Le concept de guerre lui posait un problème. Rares étaient les anciens tirailleurs, ils parlaient peu et jamais aux enfants. Il lui restait le cinéma et les productions américaines à la gloire des GI. Il chérissait Aventures en Birmanie et L'enfer des hommes avec Audie Murphy, qu’il estimait méconnu. Cette débauche de métal, avions, chars et canons, effrayait les enfants. Leur langue ne possédait pas de mot pour les qualifier. Les anciens assuraient que les « machines » (en français) n’étaient pas des démons, le terme soussou le plus proche, mais que les hommes qui les montaient étaient possédés. Ils n’en étaient que plus terrifiés. Les vieux interdisaient les films aux plus jeunes.
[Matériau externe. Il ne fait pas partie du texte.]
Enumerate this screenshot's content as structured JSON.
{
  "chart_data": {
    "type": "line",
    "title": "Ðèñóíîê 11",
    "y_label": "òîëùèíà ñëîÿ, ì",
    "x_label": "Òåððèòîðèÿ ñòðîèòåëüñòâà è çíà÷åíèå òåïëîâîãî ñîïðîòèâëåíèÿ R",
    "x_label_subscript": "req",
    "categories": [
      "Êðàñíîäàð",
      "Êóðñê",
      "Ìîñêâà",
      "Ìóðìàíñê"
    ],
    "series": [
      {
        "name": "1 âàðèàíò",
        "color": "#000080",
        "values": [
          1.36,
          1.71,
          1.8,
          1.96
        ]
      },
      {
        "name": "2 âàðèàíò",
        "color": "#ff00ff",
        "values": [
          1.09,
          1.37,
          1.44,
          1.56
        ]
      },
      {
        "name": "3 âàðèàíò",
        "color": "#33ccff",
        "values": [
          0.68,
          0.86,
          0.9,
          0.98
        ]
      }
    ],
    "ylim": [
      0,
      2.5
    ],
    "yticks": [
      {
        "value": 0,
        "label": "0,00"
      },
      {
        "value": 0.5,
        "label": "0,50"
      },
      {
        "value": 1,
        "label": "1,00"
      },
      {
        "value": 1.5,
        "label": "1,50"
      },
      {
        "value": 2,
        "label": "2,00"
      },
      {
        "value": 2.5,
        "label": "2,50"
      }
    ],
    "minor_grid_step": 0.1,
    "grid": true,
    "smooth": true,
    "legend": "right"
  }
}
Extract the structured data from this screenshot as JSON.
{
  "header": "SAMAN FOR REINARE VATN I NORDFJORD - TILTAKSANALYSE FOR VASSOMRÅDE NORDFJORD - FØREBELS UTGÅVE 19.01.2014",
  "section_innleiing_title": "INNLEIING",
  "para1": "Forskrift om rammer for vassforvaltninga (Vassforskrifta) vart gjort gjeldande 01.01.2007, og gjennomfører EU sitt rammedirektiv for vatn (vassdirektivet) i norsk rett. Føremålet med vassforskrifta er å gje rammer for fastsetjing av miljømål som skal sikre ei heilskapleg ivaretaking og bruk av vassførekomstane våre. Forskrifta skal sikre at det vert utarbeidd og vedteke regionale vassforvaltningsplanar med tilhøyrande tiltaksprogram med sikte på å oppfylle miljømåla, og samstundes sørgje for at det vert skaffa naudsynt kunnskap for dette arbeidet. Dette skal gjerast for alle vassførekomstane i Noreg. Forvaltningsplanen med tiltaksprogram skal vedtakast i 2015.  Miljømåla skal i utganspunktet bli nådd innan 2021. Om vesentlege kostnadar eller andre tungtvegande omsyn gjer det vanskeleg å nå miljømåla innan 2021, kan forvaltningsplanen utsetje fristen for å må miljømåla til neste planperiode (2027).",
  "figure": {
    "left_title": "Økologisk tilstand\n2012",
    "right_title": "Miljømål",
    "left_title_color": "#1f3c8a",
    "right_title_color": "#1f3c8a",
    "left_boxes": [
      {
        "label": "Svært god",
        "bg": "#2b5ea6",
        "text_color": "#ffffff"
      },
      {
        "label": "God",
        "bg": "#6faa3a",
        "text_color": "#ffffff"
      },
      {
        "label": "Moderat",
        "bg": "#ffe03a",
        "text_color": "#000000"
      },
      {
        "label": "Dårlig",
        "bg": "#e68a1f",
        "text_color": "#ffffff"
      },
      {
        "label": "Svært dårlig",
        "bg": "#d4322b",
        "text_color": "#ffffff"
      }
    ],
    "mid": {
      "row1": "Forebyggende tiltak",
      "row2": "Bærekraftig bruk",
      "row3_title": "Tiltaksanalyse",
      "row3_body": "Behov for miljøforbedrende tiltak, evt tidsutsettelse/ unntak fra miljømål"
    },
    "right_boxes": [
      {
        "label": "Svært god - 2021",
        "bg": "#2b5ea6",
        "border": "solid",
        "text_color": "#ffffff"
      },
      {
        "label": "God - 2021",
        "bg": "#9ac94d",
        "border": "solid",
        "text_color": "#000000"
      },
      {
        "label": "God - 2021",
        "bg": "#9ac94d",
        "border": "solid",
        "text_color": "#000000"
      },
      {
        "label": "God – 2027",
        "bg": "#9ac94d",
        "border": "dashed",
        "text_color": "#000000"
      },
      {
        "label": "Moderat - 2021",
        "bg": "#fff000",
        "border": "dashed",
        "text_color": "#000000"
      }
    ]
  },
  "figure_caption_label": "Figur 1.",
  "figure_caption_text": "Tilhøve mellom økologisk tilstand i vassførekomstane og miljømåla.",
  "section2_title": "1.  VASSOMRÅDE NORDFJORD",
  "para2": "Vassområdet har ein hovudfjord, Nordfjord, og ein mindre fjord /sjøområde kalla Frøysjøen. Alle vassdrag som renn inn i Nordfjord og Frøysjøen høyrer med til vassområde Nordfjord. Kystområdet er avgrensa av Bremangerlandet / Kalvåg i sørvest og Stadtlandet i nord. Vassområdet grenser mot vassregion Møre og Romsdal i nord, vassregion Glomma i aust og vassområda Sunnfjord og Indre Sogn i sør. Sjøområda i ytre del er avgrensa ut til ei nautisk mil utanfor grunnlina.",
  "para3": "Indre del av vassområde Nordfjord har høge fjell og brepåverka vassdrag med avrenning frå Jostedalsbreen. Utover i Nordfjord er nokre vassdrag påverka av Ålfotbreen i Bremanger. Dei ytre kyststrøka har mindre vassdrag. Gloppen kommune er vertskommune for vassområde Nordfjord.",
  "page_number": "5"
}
L’indépendance coïncida avec un changement d’alliance. Du jour au lendemain, les bobines, en provenance de la capitale, devinrent russes et rarement sous-titrées. Ils s’extasièrent devant Lénine, l’Armée Rouge, la capitulation de Berlin… Le cuirassé Potemkine, l’Ivan le terrible de Serguei Eisenstein, l’immense Nikolaï Tcherkassov. Le régime s’apaisa. Ils découvrirent les non-alignés : des films arabes, latino-américains et indiens.
Imaginez une salle africaine. Des murs en terre battue, quelques tôles rouillées en guise de toit, la pluie annule les représentations, une odeur tenace d’urine. Des fauteuils au premier rang pour les vieux, ils contrôlent et coupent si nécessaire. Des bancs branlants pour les adultes. Les jeunes autour, assis ou debout. Nul besoin de publicité ou d’extraits des prochains films, le succès de l’unique séance hebdomadaire est assuré. Pas d’informations, le président préfère s’exprimer à la radio, le cinéma est fermé quand le Grand homme parle. Le cousin annonçait le programme la veille. Les jeunes rêvaient toute la soirée sur l’énoncé du titre…
Le jour se lève, si lentement. L’heure tant attendue survient. La salle se remplit, les poules s’échappent en piaillant. L’assemblée est sage, les vieux sont là. Le mécanicien lance le groupe électrogène et la pièce s’illumine. Que c’est beau un cinéma dans une ville sombre ! C’est unique. Si l’essence vient à manquer, les spectateurs seront invités à se cotiser. Ils payent toujours ! La tension monte. C’est parti. Les spectateurs participent. Le film peut se couper, les bobines manquer ou se mélanger, peu importe. La salle accompagne le héros, tremble pour la belle, conspue le méchant, chante au premier et seul baiser, censure oblige. La salle crie, pleure, chavire, joue. Un acteur peut transporter la foule et prétendre à dix rappels. La nuit est tombée, Fresnay aussi. Il restera pour tous, jusqu’à la prochaine séance, l’ami lointain et perdu.
Moussa a fui son pays. Attiré par Boëldieu, il a choisi Paris. Il a découvert les grands écrans, la couleur et la stéréo. Il n’a pas rencontré Fresnay, mais y est devenu mon ami.